Aslında okur kitabı kapattığında, “Barışa katkı sağlamak için ne yapabilirim?” sorusunu düşürürse aklına, benim için bu yeterli. Bir sorumluluk yükleme değil asla, sadece bir anımsatma. Çünkü “o çocuklar büyüyecek”. Barışın safında yer alacak şekilde büyüsünler isterim.

7. Leyla ve Samar, çatışmaların gölgesinde bile kendi “küçük” oyun dünyalarını, barış hayallerini kurabiliyorlar. Onların kurduğu bu sessiz ve temiz barış fikriyle yetişkinlerin tasarladığı barış arasındaki en büyük fark nedir?

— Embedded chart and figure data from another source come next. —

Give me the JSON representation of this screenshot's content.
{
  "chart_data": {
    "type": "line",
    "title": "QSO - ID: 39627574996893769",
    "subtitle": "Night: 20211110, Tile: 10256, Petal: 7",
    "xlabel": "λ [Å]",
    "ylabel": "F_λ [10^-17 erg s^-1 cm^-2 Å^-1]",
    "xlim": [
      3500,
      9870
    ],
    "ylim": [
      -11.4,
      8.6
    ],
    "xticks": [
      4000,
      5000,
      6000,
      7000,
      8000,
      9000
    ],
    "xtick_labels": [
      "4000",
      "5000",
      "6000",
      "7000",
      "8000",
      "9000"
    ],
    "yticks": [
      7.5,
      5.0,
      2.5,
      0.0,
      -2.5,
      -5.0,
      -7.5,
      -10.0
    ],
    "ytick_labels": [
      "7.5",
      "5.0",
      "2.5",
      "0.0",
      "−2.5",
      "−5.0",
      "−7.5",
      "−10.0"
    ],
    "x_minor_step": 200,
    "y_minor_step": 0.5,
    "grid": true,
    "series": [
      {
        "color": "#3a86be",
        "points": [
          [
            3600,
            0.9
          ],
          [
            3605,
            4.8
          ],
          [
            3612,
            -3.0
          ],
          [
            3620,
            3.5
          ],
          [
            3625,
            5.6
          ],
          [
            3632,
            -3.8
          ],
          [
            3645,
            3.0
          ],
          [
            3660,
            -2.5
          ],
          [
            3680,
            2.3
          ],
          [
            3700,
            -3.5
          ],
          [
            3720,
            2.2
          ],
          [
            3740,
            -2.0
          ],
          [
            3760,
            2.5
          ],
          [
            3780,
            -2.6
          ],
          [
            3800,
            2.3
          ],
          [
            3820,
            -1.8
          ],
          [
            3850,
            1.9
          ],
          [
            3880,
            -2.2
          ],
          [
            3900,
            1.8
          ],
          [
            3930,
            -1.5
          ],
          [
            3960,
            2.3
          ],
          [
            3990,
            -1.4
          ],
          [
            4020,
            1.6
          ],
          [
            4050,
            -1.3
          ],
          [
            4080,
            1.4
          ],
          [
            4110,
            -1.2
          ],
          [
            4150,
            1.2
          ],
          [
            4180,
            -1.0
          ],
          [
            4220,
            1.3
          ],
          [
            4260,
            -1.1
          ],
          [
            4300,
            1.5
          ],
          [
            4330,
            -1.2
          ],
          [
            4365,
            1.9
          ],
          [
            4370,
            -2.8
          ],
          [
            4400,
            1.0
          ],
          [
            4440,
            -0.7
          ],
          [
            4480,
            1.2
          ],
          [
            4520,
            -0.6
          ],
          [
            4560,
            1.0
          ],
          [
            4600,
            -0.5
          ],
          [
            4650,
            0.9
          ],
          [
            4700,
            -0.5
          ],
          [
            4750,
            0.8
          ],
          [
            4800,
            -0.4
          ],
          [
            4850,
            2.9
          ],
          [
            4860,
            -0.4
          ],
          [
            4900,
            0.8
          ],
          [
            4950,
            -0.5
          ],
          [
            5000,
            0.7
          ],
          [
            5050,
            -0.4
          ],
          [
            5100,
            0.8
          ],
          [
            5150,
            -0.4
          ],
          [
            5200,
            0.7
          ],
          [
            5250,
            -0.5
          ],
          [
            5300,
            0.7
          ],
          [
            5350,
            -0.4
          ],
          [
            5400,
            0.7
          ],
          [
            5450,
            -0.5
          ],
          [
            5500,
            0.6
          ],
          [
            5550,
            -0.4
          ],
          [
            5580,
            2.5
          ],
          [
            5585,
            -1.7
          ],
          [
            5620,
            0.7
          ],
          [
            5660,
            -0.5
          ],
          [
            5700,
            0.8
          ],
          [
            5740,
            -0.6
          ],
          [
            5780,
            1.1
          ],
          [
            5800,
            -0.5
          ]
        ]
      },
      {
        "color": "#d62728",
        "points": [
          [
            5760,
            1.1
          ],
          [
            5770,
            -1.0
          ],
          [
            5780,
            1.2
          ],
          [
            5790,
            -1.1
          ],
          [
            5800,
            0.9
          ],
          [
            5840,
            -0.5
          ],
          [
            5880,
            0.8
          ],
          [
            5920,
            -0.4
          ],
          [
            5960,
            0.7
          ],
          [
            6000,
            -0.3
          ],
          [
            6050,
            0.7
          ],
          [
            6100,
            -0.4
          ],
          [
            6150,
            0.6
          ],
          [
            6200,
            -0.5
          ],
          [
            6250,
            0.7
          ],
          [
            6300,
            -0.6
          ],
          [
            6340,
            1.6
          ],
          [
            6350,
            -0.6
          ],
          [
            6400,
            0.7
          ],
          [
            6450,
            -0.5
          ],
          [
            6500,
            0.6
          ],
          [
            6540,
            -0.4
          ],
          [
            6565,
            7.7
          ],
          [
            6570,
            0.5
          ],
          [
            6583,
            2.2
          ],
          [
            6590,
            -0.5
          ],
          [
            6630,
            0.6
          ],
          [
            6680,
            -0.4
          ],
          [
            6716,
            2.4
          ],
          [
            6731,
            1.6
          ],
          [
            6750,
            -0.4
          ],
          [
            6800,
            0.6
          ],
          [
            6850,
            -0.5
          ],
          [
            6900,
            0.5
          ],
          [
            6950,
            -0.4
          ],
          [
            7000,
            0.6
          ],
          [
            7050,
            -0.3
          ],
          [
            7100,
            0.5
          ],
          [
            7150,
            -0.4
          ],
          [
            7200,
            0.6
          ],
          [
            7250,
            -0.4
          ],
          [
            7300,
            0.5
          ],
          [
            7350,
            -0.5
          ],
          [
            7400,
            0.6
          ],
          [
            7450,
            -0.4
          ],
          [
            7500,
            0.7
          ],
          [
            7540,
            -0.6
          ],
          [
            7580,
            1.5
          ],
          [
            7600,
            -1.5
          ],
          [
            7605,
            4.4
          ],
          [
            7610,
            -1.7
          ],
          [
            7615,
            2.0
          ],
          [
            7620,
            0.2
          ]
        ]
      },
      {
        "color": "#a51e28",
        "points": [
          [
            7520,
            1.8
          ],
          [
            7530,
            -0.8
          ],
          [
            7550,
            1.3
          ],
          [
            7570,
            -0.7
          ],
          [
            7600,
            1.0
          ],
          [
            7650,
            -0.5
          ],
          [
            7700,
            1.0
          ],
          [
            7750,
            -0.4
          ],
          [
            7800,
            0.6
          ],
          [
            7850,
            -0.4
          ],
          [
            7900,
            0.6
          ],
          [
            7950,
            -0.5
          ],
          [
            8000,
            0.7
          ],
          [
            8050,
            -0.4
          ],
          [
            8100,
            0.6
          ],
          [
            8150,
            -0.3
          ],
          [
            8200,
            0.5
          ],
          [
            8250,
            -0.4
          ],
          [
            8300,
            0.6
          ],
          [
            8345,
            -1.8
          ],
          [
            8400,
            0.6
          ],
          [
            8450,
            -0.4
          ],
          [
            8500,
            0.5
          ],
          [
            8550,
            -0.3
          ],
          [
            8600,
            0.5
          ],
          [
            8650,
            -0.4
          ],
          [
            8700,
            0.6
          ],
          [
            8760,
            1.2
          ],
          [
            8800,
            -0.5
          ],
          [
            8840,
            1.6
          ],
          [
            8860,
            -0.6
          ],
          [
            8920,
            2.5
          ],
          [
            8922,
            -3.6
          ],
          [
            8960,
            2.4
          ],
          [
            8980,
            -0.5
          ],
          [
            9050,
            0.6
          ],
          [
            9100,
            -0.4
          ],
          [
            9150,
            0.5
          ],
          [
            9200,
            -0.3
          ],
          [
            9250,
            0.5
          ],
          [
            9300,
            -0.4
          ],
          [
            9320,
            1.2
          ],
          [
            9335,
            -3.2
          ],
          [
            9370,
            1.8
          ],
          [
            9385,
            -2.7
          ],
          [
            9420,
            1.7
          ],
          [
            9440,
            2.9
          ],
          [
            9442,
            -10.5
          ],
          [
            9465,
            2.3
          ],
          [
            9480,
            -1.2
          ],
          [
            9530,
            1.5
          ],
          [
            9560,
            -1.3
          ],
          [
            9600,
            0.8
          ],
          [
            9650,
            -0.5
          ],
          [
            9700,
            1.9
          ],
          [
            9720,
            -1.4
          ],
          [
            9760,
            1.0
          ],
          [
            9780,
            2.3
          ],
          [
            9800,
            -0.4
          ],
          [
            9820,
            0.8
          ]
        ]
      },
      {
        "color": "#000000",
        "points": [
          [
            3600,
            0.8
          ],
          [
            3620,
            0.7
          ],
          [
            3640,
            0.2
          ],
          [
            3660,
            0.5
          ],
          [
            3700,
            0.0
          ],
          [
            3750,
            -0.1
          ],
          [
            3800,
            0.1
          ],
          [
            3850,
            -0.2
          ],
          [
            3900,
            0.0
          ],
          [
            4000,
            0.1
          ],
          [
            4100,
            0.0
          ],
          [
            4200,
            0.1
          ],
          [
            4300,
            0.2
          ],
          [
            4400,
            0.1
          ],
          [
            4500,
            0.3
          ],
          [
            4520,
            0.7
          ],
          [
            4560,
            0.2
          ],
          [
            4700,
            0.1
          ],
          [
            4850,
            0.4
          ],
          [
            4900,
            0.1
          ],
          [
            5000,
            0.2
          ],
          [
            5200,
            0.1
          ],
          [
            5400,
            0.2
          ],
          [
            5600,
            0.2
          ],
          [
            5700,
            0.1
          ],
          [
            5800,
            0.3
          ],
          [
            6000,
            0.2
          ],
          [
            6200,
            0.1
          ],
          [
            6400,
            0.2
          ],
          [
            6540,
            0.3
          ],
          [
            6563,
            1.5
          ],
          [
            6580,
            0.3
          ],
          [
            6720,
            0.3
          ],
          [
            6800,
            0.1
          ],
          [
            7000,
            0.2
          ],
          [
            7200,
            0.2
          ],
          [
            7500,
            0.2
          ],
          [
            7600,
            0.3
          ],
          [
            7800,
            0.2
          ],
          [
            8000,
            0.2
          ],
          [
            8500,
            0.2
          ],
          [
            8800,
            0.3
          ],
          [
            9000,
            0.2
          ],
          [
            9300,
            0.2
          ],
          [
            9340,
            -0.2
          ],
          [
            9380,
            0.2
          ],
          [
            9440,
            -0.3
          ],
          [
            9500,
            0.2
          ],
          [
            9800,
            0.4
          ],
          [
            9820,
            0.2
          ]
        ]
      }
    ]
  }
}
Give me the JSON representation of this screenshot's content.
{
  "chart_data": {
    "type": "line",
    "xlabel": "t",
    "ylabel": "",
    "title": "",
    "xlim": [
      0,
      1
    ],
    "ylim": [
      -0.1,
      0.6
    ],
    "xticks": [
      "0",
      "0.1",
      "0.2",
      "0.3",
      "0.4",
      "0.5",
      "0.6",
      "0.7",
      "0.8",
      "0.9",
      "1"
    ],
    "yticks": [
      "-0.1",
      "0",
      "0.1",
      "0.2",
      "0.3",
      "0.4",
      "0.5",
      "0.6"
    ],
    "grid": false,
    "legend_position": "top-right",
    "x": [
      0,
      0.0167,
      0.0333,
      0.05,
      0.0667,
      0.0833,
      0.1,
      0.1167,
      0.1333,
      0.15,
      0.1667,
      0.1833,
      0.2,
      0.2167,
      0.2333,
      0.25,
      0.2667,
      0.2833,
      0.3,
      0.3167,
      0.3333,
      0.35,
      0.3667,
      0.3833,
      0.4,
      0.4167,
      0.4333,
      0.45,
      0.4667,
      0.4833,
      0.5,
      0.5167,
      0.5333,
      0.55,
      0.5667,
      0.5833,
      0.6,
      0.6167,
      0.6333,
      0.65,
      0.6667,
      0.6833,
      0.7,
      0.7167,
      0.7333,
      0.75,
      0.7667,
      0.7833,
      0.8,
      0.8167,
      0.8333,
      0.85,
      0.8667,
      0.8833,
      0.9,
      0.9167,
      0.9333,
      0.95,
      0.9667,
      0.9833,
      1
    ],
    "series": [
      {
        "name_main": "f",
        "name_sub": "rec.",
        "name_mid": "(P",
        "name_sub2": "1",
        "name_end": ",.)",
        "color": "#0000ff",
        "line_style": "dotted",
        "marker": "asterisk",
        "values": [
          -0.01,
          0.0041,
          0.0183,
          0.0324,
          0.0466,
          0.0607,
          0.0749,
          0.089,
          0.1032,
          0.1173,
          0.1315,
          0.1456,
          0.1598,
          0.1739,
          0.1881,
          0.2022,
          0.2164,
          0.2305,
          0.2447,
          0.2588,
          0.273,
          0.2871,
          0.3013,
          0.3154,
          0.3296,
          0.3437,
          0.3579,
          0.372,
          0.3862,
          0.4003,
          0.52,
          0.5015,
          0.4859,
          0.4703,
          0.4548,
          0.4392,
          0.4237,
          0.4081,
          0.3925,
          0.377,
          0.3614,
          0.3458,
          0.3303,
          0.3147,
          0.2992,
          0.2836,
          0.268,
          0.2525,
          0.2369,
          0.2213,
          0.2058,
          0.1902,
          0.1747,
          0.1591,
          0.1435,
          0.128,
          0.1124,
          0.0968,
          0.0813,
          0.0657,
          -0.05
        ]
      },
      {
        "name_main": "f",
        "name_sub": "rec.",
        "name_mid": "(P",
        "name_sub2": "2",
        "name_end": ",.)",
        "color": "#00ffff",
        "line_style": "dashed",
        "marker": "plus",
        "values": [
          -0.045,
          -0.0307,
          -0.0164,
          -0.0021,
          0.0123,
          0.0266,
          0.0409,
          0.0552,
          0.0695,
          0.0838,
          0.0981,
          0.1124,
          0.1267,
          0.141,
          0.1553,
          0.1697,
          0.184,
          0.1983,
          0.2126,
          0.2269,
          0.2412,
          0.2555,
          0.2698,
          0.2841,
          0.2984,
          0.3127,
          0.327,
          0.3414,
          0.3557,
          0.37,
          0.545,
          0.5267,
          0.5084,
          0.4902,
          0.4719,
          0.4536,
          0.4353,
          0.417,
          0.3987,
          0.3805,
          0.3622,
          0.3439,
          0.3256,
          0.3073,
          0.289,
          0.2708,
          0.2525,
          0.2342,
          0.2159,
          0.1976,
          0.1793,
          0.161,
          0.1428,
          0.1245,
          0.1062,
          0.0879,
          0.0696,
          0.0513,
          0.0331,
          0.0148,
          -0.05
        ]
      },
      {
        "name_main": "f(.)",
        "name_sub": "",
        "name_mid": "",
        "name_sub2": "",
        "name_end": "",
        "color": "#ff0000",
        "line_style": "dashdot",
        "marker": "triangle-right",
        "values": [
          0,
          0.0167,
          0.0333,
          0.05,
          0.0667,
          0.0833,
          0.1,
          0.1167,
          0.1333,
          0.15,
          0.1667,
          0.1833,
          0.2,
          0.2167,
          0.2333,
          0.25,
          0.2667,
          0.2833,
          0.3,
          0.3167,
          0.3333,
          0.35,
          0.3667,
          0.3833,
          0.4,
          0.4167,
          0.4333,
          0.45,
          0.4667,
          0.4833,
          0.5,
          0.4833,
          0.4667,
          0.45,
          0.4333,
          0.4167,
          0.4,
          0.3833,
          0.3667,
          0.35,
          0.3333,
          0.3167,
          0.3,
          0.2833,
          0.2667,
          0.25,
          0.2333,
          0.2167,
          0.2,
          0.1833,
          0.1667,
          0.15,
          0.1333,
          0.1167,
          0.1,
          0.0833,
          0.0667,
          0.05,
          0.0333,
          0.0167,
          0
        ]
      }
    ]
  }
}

Aslında teorik olarak ikisi arasında pek fark yok. Yetişkinlere sorsanız, çocukların da isteyeceği eşit, adil bir dünya ve herkesin yaşam hakkının öncelendiği, güvenilir bir hayat istediklerini söylerler çok kabaca. Kimileri buna millet olmaktan gelen özelliklerini (dil, din, folklor vb.) sürdürebilmeyi ekler. Çocukların istediği de (böyle ifade edemeseler de) budur aslında. Kendi ülkelerinde, evlerinde, aileleri ve tanıdık çevreleriyle kendi bildikleri biçimde özgürce yaşayabilmek… Sıradan hayatın “konfor”unu yitirmemek. Ama büyükler için bu fikir giderek karmaşıklaşır. Kendi ülkesini korumak (ülkeye atfedilen diğer tüm değerleri de) adına yapılabileceklerin sınırı nerede bitmeli? Çocuklarla yetişkinlerin barış tasarımlarının ayrıştığı nokta tam da burası. Ki burada politik argümanlar devreye girer çoğu zaman. Milli çıkarlar, küresel avantajlar vb. Kendi varlığını koruma “içgüdüsü”, başka milletlerin varlığı için bir tehlikeye dönüşebilir ve o noktada barış artık “savaş” a bağlı bir kavram haline gelir. Oysa çocuğun barış algısı daha sade ve saftır. Büyümek, her şeye bir ad verip anlam yüklemek haline geliyor ve o saf barış hayalini kuran çocuklar, politik argümanlarla barışı savaşın hemen arkasında tanımlıyorlar maalesef. Çocuk edebiyatı bu anlamda çok önemli; çocukların bu algıyı oluştururken gerçekleştirdikleri ad verme, anlamlandırma sürecinde doğru (benim buradaki doğrudan kastım insani /vicdani olandır) bilinçlendirilebilmeleri. Doğrudan bilinçlendirme çabaları ya yerini bulmaz çoğu zaman ya da marjinal hale dönüşebilir. Ama iyi edebi örneklerle çocuğa bu yolları gösterip insani /vicdani olana yönelmelerini sağlamak mümkün. Bir tek kitapla bunun yapılabileceğini düşünecek kadar hayalperest değilim ama bu yolda uğraş vermenin faydalı olacağına inancım sonsuz. Umut edebilmemi sağlayan da çocukların ilişki kurarken “ayrı” lığı değil “aynı”lığı öncelemeleri.